Şiire kaç yılında başladınız? İlk yazdığınız şiiri hatırlıyor musunuz?
Bundan çok emin olmasam da, ortaokul yıllarında başladığımı düşünüyorum. İlk yazdığım şiiri hatırlamıyorum. Zaten o yıllarda yazdıklarımın çoğu eski defterlerimde kaybolup gitti. Sakladıklarımın arasında en eski olduğunu düşündüğüm, ne zaman yazdığımı tam olarak kestirememekle birlikte, “Bir Yer Vardı” adlı şiir. Liseye başladığım yıl yazmış olma ihtimalim çok büyük. Bunu zaten anısı olduğunu için kitabıma ilk şiir olarak aldım.

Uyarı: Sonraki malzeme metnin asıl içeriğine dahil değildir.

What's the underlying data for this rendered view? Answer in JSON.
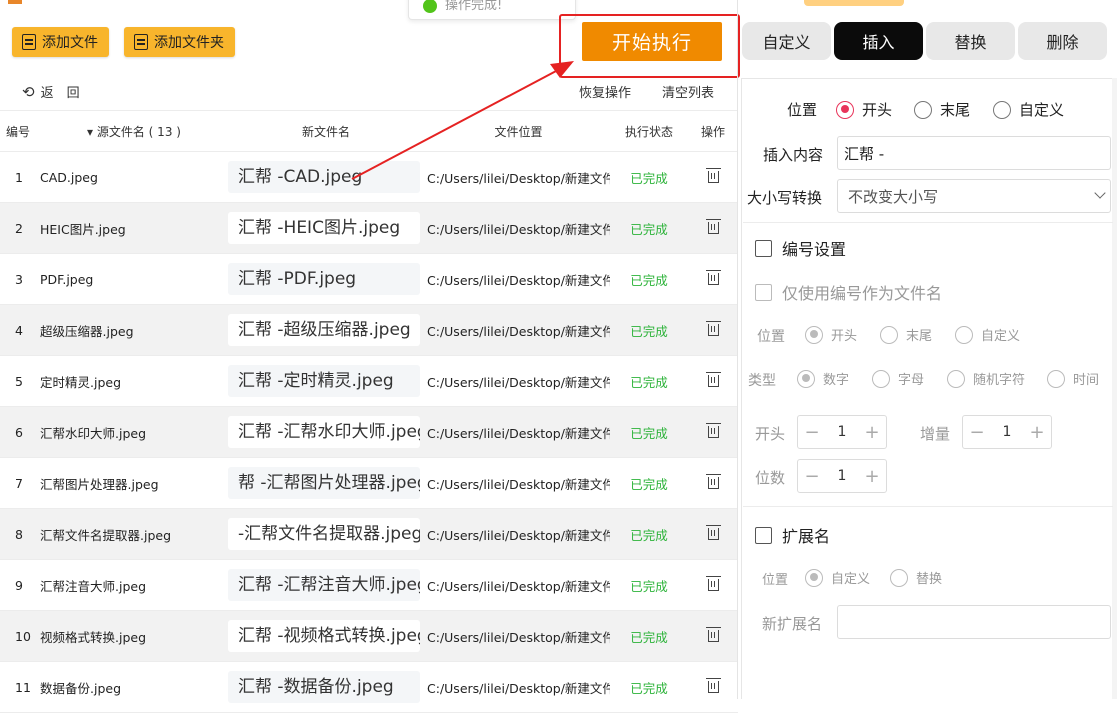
{
  "toolbar": {
    "add_file": "添加文件",
    "add_folder": "添加文件夹",
    "start": "开始执行",
    "back": "返　回",
    "restore": "恢复操作",
    "clear": "清空列表"
  },
  "toast": {
    "text": "操作完成!"
  },
  "table": {
    "headers": {
      "no": "编号",
      "src": "▾ 源文件名 ( 13 )",
      "new": "新文件名",
      "loc": "文件位置",
      "status": "执行状态",
      "op": "操作"
    },
    "rows": [
      {
        "no": "1",
        "src": "CAD.jpeg",
        "new": "汇帮 -CAD.jpeg",
        "loc": "C:/Users/lilei/Desktop/新建文件夹",
        "status": "已完成"
      },
      {
        "no": "2",
        "src": "HEIC图片.jpeg",
        "new": "汇帮 -HEIC图片.jpeg",
        "loc": "C:/Users/lilei/Desktop/新建文件夹",
        "status": "已完成"
      },
      {
        "no": "3",
        "src": "PDF.jpeg",
        "new": "汇帮 -PDF.jpeg",
        "loc": "C:/Users/lilei/Desktop/新建文件夹",
        "status": "已完成"
      },
      {
        "no": "4",
        "src": "超级压缩器.jpeg",
        "new": "汇帮 -超级压缩器.jpeg",
        "loc": "C:/Users/lilei/Desktop/新建文件夹",
        "status": "已完成"
      },
      {
        "no": "5",
        "src": "定时精灵.jpeg",
        "new": "汇帮 -定时精灵.jpeg",
        "loc": "C:/Users/lilei/Desktop/新建文件夹",
        "status": "已完成"
      },
      {
        "no": "6",
        "src": "汇帮水印大师.jpeg",
        "new": "汇帮 -汇帮水印大师.jpeg",
        "loc": "C:/Users/lilei/Desktop/新建文件夹",
        "status": "已完成"
      },
      {
        "no": "7",
        "src": "汇帮图片处理器.jpeg",
        "new": "帮 -汇帮图片处理器.jpeg",
        "loc": "C:/Users/lilei/Desktop/新建文件夹",
        "status": "已完成"
      },
      {
        "no": "8",
        "src": "汇帮文件名提取器.jpeg",
        "new": " -汇帮文件名提取器.jpeg",
        "loc": "C:/Users/lilei/Desktop/新建文件夹",
        "status": "已完成"
      },
      {
        "no": "9",
        "src": "汇帮注音大师.jpeg",
        "new": "汇帮 -汇帮注音大师.jpeg",
        "loc": "C:/Users/lilei/Desktop/新建文件夹",
        "status": "已完成"
      },
      {
        "no": "10",
        "src": "视频格式转换.jpeg",
        "new": "汇帮 -视频格式转换.jpeg",
        "loc": "C:/Users/lilei/Desktop/新建文件夹",
        "status": "已完成"
      },
      {
        "no": "11",
        "src": "数据备份.jpeg",
        "new": "汇帮 -数据备份.jpeg",
        "loc": "C:/Users/lilei/Desktop/新建文件夹",
        "status": "已完成"
      }
    ]
  },
  "tabs": [
    "自定义",
    "插入",
    "替换",
    "删除"
  ],
  "panel": {
    "position_label": "位置",
    "position_opts": [
      "开头",
      "末尾",
      "自定义"
    ],
    "insert_label": "插入内容",
    "insert_value": "汇帮 -",
    "case_label": "大小写转换",
    "case_value": "不改变大小写",
    "numbering_label": "编号设置",
    "only_number_label": "仅使用编号作为文件名",
    "num_position_label": "位置",
    "num_position_opts": [
      "开头",
      "末尾",
      "自定义"
    ],
    "type_label": "类型",
    "type_opts": [
      "数字",
      "字母",
      "随机字符",
      "时间"
    ],
    "start_label": "开头",
    "start_value": "1",
    "inc_label": "增量",
    "inc_value": "1",
    "digits_label": "位数",
    "digits_value": "1",
    "ext_label": "扩展名",
    "ext_position_label": "位置",
    "ext_opts": [
      "自定义",
      "替换"
    ],
    "new_ext_label": "新扩展名"
  },
  "colors": {
    "accent": "#f08a00",
    "highlight": "#e52222",
    "done": "#2db33a",
    "radio_on": "#e8345a"
  }
}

Şiir sizce nedir? İnsanlar neden şiir yazarlar?
Carl Sandburg, şiiri “Karada yaşayan ve havada uçmak isteyen bir deniz hayvanının günlüğü…” şeklinde tanımlar. Bu tanımdan yola çıkarak, daha çok şiiri değil, şairi konuşmak gerekir. Şair normal bir insanın şiir bulaşmış halidir. Bunu kaptığınız bir virüs ya da kanınızda dolaşıp sizi bağımlı hale getiren bir madde olarak düşünebilirsiniz. Bir kez bulaştıktan sonra ondan kurtulma şansınız ya da onu bırakma olasılığınız yoktur. Çünkü şiir, şair için bir çeşit kendini ifade etme şeklidir.
İyi bir şair olmanın bir ölçüsü var mıdır? Varsa nedir?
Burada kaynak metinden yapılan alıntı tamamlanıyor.